In 1905, in a chapter of his book Heretics titled “The Importance of Being Orthodox,” Chesterton wrote that while modern educators tried to implement religious liberty without defining the nature of religion and liberty, “the men who killed each other about the orthodoxy of the Homo­ousion [i.e., the doctrine that Jesus was ‘of one substance with the Father’] were far more sensible…. For the Christian dogmatists were trying to establish a reign of holiness, and trying to get defined, first of all, what was really holy.”

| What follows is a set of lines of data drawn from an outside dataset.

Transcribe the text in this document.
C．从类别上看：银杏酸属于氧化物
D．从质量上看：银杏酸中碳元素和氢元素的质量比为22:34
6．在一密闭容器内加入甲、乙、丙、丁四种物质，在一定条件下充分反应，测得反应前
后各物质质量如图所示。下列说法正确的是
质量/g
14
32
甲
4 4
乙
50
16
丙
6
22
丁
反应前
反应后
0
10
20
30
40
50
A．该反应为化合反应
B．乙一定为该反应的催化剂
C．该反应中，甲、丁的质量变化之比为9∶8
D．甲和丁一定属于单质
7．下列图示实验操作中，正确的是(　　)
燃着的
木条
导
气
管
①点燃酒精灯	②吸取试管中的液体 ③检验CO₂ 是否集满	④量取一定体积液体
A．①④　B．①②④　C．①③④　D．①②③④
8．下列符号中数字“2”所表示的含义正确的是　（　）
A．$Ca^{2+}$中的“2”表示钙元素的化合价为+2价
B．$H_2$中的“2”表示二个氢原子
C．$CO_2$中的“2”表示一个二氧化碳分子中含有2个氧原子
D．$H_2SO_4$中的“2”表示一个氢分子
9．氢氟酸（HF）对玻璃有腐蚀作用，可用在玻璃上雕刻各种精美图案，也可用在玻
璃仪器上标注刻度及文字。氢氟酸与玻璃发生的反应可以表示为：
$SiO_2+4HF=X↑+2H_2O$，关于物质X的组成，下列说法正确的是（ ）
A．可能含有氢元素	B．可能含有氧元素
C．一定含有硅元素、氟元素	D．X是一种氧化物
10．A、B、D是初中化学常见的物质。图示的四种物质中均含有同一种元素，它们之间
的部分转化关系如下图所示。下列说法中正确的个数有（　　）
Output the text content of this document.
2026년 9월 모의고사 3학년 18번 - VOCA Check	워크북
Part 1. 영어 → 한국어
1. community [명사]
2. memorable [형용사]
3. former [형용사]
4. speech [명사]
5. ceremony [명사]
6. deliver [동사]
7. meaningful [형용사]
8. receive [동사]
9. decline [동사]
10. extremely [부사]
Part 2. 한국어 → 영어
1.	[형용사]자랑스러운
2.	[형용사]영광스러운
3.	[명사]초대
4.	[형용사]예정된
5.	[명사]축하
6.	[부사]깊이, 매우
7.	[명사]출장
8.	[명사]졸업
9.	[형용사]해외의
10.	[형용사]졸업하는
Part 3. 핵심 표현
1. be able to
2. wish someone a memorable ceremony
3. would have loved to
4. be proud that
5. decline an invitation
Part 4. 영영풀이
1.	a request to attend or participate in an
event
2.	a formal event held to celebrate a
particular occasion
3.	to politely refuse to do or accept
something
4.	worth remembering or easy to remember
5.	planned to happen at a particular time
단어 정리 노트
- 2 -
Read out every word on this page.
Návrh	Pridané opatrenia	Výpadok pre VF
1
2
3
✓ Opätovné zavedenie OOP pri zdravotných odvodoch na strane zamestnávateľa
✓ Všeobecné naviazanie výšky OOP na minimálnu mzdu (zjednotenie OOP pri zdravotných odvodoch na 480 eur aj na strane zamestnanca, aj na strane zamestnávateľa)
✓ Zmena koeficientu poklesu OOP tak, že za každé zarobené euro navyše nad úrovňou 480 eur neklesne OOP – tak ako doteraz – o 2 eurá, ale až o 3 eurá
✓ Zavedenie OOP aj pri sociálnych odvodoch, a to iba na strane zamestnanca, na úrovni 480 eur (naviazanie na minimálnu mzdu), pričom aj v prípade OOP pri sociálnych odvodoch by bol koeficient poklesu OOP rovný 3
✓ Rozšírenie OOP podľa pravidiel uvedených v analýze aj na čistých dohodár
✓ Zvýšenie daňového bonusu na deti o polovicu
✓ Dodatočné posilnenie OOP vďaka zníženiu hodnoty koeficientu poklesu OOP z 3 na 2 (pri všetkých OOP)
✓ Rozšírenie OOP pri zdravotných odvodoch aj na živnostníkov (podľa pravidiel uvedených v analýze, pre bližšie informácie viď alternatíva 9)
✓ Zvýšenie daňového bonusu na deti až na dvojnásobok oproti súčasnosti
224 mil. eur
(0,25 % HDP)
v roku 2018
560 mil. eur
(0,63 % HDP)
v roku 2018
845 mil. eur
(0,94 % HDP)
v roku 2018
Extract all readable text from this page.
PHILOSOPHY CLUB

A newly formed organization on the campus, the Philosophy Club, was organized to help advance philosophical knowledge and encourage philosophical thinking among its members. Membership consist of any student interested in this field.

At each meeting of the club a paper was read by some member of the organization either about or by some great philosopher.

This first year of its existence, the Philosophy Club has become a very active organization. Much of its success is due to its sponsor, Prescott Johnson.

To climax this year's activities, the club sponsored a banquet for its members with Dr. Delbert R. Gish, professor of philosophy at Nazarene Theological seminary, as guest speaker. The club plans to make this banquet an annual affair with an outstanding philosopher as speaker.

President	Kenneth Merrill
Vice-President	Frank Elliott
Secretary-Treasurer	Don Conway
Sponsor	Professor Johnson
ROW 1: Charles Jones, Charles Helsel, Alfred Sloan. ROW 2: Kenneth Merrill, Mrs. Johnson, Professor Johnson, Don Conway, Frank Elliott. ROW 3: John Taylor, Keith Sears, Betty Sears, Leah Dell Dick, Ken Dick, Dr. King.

Finally, in 1908, Chesterton reached the apex of his spiritual ascent. He published Orthodoxy, a work inviting comparison to John Henry Newman’s Apologia pro Vita Sua; a work designed to show “that Christian dogma is the very opposite of a constriction of the human spirit, [and] to set the Christian creeds flying in the wind like great banners above a conquering army of liberation.” In this work, consisting of an “intensely visual sequence of almost cinematic images,” GKC plays the part of Everyman: “Only a mind whose horizons were so unbounded, a mind, too, so entirely and instinctively prompted by natural humility, could so naturally and so convincingly have assumed the role of Everyman.” Here he argues that Christian doctrine is not forced on reality, but is the key that unlocks “life’s real meaning” and leads to truths like original sin: “There had come into my mind a vague and vast impression that in some way all good was a remnant to be stored and held sacred out of some primordial ruin. Man had saved his good as Crusoe saved his goods: he had saved them from a wreck.”

In the chapter “Paradoxes of Christianity,” we come to “the intellectual and dramatic summit of the book.” Here Chesterton explains how truth is “cumulative,” and “spiritual certitude is a matter of the accumulation of inferences rather than of direct rational proof.” He tells us about the thrilling romance of orthodoxy, how through two millennia of history the Church kept a dynamic “equipoise” between opposites. She couldn’t “swerve a hair’s breadth on some things if she was to continue her great and daring experiment of the irregular equilibrium. Once let one idea become less powerful and some other idea would become too powerful.” There had never been “anything so perilous or so exciting as orthodoxy. It was sanity: and to be sane is more dramatic than to be mad.” It is easy to be a madman, a heretic, or a modernist: “It is always simple to fall; there are an infinity of angles at which one falls, only one at which one stands.” He now envisioned the chariot of the Church flying through the centuries, “the dull heresies sprawling and prostrate, the wild truth reeling but erect.” Orthodoxy had never been “a static principle denying growth,” but rather “a dynamic principle defending sanity.”

Also in the year 1908 GKC wrote “The House of Christmas,” one more poem expressing his devotion to the Virgin Mary. His antipathy to Rome was now gone, for as he observed in Orthodoxy, “the very word ‘romance’ has in it the mystery and ancient meaning of Rome.”